Quote:
Originally Posted by Dave McLaughlin
We asked ourselves the same question during brainstorming. Our answer is yes. We believe the ability to employ "thrust vectoring" (there is your arbitrary aviation connection of the day) will allow us to maneuver better than a differential drive. While we may not spend all match "strafing," the ability to use transverse friction for braking by orienting the wheels perpendicular to the direction of motion, and put all of our power into turning, rotating or driving makes us believe a swerve is worth the turmoil that usually comes with building one.
|
This reasoning also drove our team to go with a steering chassis as well. (
http://www.chiefdelphi.com/media/photos/32573?) We agreed that we wanted a chassis that "puts all of its energy in the direction we want to go." "Thrust Vectoring" is a good way of putting it.

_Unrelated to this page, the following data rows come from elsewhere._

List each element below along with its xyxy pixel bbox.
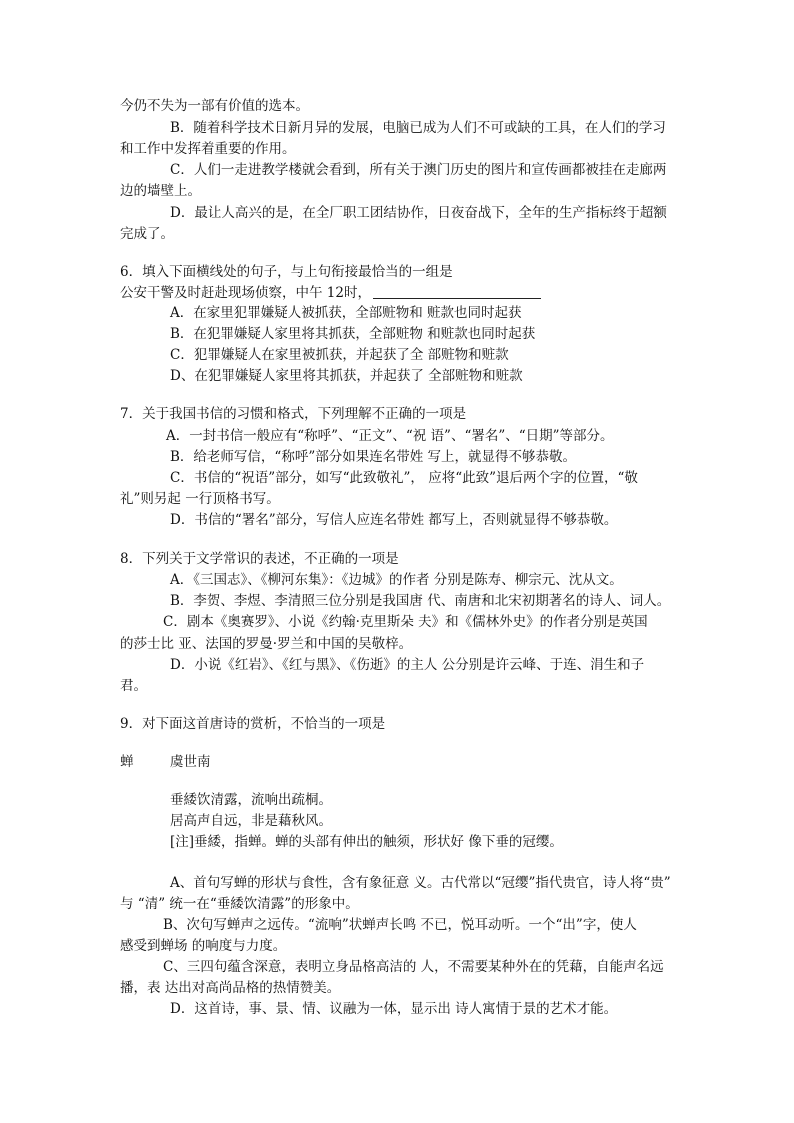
question-9-option-a-line1: A、首句写蝉的形状与食性，含有象征意 义。古代常以“冠缨”指代贵官，诗人将“贵” <box>170 875 671 891</box>
question-8-option-c-line1: C．剧本《奥赛罗》、小说《约翰·克里斯朵 夫》和《儒林外史》的作者分别是英国 <box>163 614 648 630</box>
question-6-option-c: C．犯罪嫌疑人在家里被抓获，并起获了全 部赃物和赃款 <box>170 347 509 363</box>
option-c-line2: 边的墙壁上。 <box>120 183 201 199</box>
option-c-line1: C．人们一走进教学楼就会看到，所有关于澳门历史的图片和宣传画都被挂在走廊两 <box>170 162 667 178</box>
question-8-title: 8．下列关于文学常识的表述，不正确的一项是 <box>120 551 399 567</box>
poem-line-2: 居高声自远，非是藉秋风。 <box>170 813 332 829</box>
question-7-option-b: B．给老师写信，“称呼”部分如果连名带姓 写上，就显得不够恭敬。 <box>170 449 577 465</box>
question-6-stem-text: 公安干警及时赶赴现场侦察，中午 12时， <box>120 285 371 301</box>
question-9-option-c-line1: C、三四句蕴含深意，表明立身品格高洁的 人，不需要某种外在的凭藉，自能声名远 <box>163 959 664 975</box>
poem-title: 蝉 <box>120 754 134 770</box>
question-8-option-b: B．李贺、李煜、李清照三位分别是我国唐 代、南唐和北宋初期著名的诗人、词人。 <box>170 593 671 609</box>
question-8-option-a: A．《三国志》、《柳河东集》：《边城》的作者 分别是陈寿、柳宗元、沈从文。 <box>170 572 623 588</box>
question-9-option-a-line2: 与 “清” 统一在“垂緌饮清露”的形象中。 <box>120 896 359 912</box>
question-9-option-b-line2: 感受到蝉场 的响度与力度。 <box>120 938 287 954</box>
question-7-option-d: D．书信的“署名”部分，写信人应连名带姓 都写上，否则就显得不够恭敬。 <box>170 512 618 528</box>
question-9-option-b-line1: B、次句写蝉声之远传。“流响”状蝉声长鸣 不已，悦耳动听。一个“出”字，使人 <box>163 917 637 933</box>
question-8-option-d-line1: D．小说《红岩》、《红与黑》、《伤逝》的主人 公分别是许云峰、于连、涓生和子 <box>170 657 645 673</box>
question-7-title: 7．关于我国书信的习惯和格式，下列理解不正确的一项是 <box>120 406 467 422</box>
poem-note: [注]垂緌，指蝉。蝉的头部有伸出的触须，形状好 像下垂的冠缨。 <box>170 834 563 850</box>
question-7-option-c-line2: 礼”则另起 一行顶格书写。 <box>120 491 280 507</box>
question-6-stem <box>120 283 541 303</box>
question-8-option-d-line2: 君。 <box>120 678 147 694</box>
question-9-title: 9．对下面这首唐诗的赏析，不恰当的一项是 <box>120 716 386 732</box>
question-6-option-b: B．在犯罪嫌疑人家里将其抓获，全部赃物 和赃款也同时起获 <box>170 326 536 342</box>
option-b-line2: 和工作中发挥着重要的作用。 <box>120 141 296 157</box>
option-b-line1: B．随着科学技术日新月异的发展，电脑已成为人们不可或缺的工具，在人们的学习 <box>170 120 666 136</box>
question-8-option-c-line2: 的莎士比 亚、法国的罗曼·罗兰和中国的吴敬梓。 <box>120 636 413 652</box>
question-9-option-d: D．这首诗，事、景、情、议融为一体，显示出 诗人寓情于景的艺术才能。 <box>170 1001 618 1017</box>
question-7-option-c-line1: C．书信的“祝语”部分，如写“此致敬礼”， 应将“此致”退后两个字的位置，“敬 <box>170 470 638 486</box>
answer-blank <box>373 284 541 299</box>
poem-line-1: 垂緌饮清露，流响出疏桐。 <box>170 792 332 808</box>
option-d-line2: 完成了。 <box>120 226 174 242</box>
question-9-option-c-line2: 播，表 达出对高尚品格的热情赞美。 <box>120 980 341 996</box>
option-d-line1: D．最让人高兴的是，在全厂职工团结协作，日夜奋战下，全年的生产指标终于超额 <box>170 205 667 221</box>
question-6-title: 6．填入下面横线处的句子，与上句衔接最恰当的一组是 <box>120 264 453 280</box>
question-6-option-d: D、在犯罪嫌疑人家里将其抓获，并起获了 全部赃物和赃款 <box>170 368 523 384</box>
question-7-option-a: A．一封书信一般应有“称呼”、“正文”、“祝 语”、“署名”、“日期”等部分。 <box>166 428 614 444</box>
poem-author: 虞世南 <box>170 754 211 770</box>
intro-continuation: 今仍不失为一部有价值的选本。 <box>120 98 309 114</box>
question-6-option-a: A．在家里犯罪嫌疑人被抓获，全部赃物和 赃款也同时起获 <box>170 305 522 321</box>
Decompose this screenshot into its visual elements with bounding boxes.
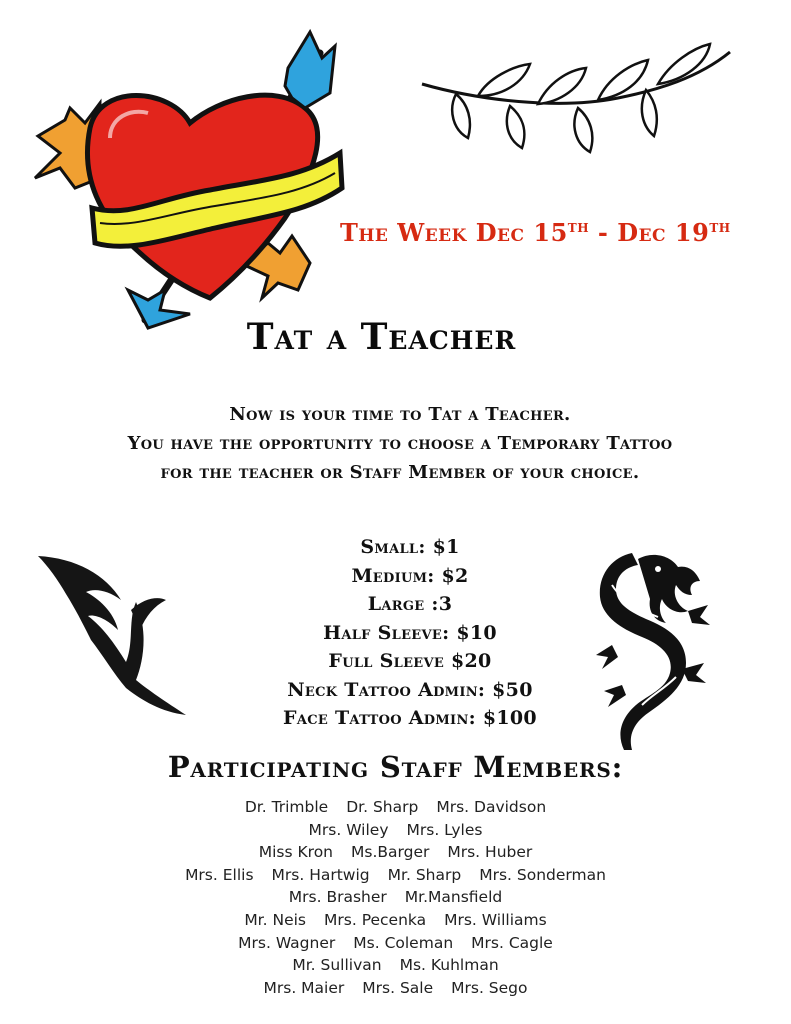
intro-line: Now is your time to Tat a Teacher. (229, 404, 571, 425)
staff-row (60, 819, 731, 842)
staff-heading: Participating Staff Members: (167, 750, 624, 784)
olive-branch-icon (418, 38, 736, 160)
staff-name: Mrs. Sonderman (479, 865, 606, 884)
date-end: - Dec 19 (589, 218, 710, 247)
price-item: Neck Tattoo Admin: $50 (287, 678, 533, 701)
staff-name: Mrs. Wagner (238, 933, 336, 952)
staff-name: Mrs. Pecenka (324, 910, 427, 929)
staff-list (60, 796, 731, 999)
staff-name: Mrs. Sego (451, 978, 528, 997)
price-list (200, 533, 620, 733)
staff-name: Mrs. Huber (447, 843, 533, 862)
staff-row (60, 909, 731, 932)
staff-name: Mrs. Cagle (471, 933, 553, 952)
staff-name: Mrs. Wiley (308, 820, 389, 839)
staff-name: Ms.Barger (351, 843, 430, 862)
price-item: Small: $1 (360, 536, 460, 558)
tribal-tattoo-icon (36, 550, 190, 720)
staff-name: Mrs. Hartwig (271, 865, 370, 884)
staff-name: Mr. Neis (244, 910, 307, 929)
price-item: Large :3 (367, 593, 453, 615)
staff-name: Mr. Sharp (387, 865, 462, 884)
date-end-suffix: TH (709, 221, 731, 235)
staff-row (60, 977, 731, 1000)
price-item: Face Tattoo Admin: $100 (283, 707, 537, 729)
intro-line: You have the opportunity to choose a Temporary Tattoo (127, 433, 673, 454)
staff-name: Mrs. Sale (362, 978, 434, 997)
page-title: Tat a Teacher (246, 316, 517, 358)
staff-row (60, 954, 731, 977)
staff-name: Dr. Sharp (346, 798, 419, 816)
staff-row (60, 886, 731, 909)
dragon-tattoo-icon (592, 545, 712, 755)
staff-row (60, 796, 731, 819)
staff-name: Dr. Trimble (244, 798, 329, 816)
staff-name: Mrs. Davidson (436, 798, 547, 816)
staff-name: Miss Kron (258, 843, 333, 862)
price-item: Half Sleeve: $10 (323, 621, 497, 644)
staff-name: Mr.Mansfield (404, 888, 503, 907)
staff-name: Mr. Sullivan (292, 956, 382, 975)
staff-row (60, 932, 731, 955)
staff-name: Mrs. Brasher (288, 888, 387, 907)
staff-name: Mrs. Williams (444, 910, 547, 929)
staff-name: Mrs. Ellis (185, 865, 254, 884)
staff-row (60, 864, 731, 887)
date-start-suffix: TH (567, 221, 590, 235)
intro-paragraph (40, 400, 760, 487)
staff-name: Ms. Kuhlman (399, 956, 499, 975)
staff-row (60, 841, 731, 864)
date-banner (340, 218, 760, 247)
price-item: Full Sleeve $20 (328, 650, 492, 672)
intro-line: for the teacher or Staff Member of your choice. (160, 462, 640, 483)
date-start: The Week Dec 15 (340, 218, 568, 247)
price-item: Medium: $2 (351, 564, 469, 587)
heart-arrow-tattoo-icon (30, 28, 350, 350)
staff-name: Ms. Coleman (353, 933, 454, 952)
staff-name: Mrs. Lyles (406, 820, 483, 839)
staff-name: Mrs. Maier (263, 978, 345, 997)
title-block (0, 316, 791, 358)
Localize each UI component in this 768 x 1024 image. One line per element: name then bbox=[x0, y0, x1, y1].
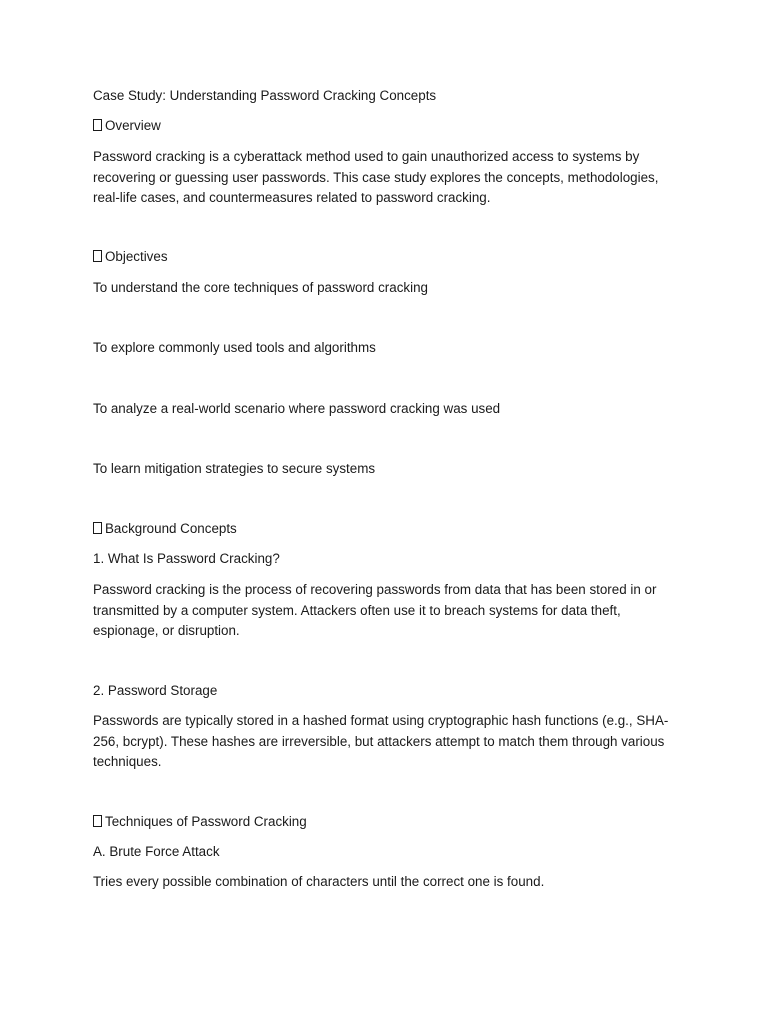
missing-glyph-icon bbox=[93, 815, 102, 827]
techniques-paragraph-a: Tries every possible combination of characters until the correct one is found. bbox=[93, 874, 545, 889]
background-heading-text: Background Concepts bbox=[105, 521, 237, 536]
missing-glyph-icon bbox=[93, 119, 102, 131]
objective-item: To understand the core techniques of password cracking bbox=[93, 280, 428, 295]
overview-heading-text: Overview bbox=[105, 118, 161, 133]
objective-item: To learn mitigation strategies to secure systems bbox=[93, 461, 376, 476]
overview-heading bbox=[93, 116, 161, 137]
background-paragraph-1: Password cracking is the process of recovering passwords from data that has been stored in or transmitted by a computer system. Attackers often use it to breach systems for data theft, espionage, or disruption. bbox=[93, 582, 657, 638]
document-title: Case Study: Understanding Password Cracking Concepts bbox=[93, 88, 437, 103]
background-subheading-1: 1. What Is Password Cracking? bbox=[93, 551, 280, 566]
objective-item: To analyze a real-world scenario where password cracking was used bbox=[93, 401, 501, 416]
objectives-heading-text: Objectives bbox=[105, 249, 168, 264]
missing-glyph-icon bbox=[93, 522, 102, 534]
background-paragraph-2: Passwords are typically stored in a hashed format using cryptographic hash functions (e.g., SHA-256, bcrypt). These hashes are irreversible, but attackers attempt to match them through various techniques. bbox=[93, 713, 669, 769]
techniques-heading-text: Techniques of Password Cracking bbox=[105, 814, 307, 829]
background-heading bbox=[93, 519, 237, 540]
background-subheading-2: 2. Password Storage bbox=[93, 683, 218, 698]
techniques-heading bbox=[93, 812, 307, 833]
overview-paragraph: Password cracking is a cyberattack method used to gain unauthorized access to systems by recovering or guessing user passwords. This case study explores the concepts, methodologies, real-life cases, and countermeasures related to password cracking. bbox=[93, 149, 659, 205]
objective-item: To explore commonly used tools and algorithms bbox=[93, 340, 376, 355]
techniques-subheading-a: A. Brute Force Attack bbox=[93, 844, 220, 859]
objectives-heading bbox=[93, 247, 168, 268]
missing-glyph-icon bbox=[93, 250, 102, 262]
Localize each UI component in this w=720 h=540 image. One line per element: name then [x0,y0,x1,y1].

Turning the front and back sets of wheels independently will deliver car-like steering (Front wheels turn +X degrees, rear wheels turn -X degrees). Orienting all the wheels the same way will deliver crab-like motion. Although this probably means we'll be "orbiting our trailer," we sill would like this functionality so we can escape from robot jams and possibly align our robot with the fueling station and outpost more accurately.
I'm really anxious to see pictures of the skunk module to see how it compares with our design. I think it's cool that a lot of teams arrived at this common design solution for this brain-scratching problem of a simulated lunar gravity.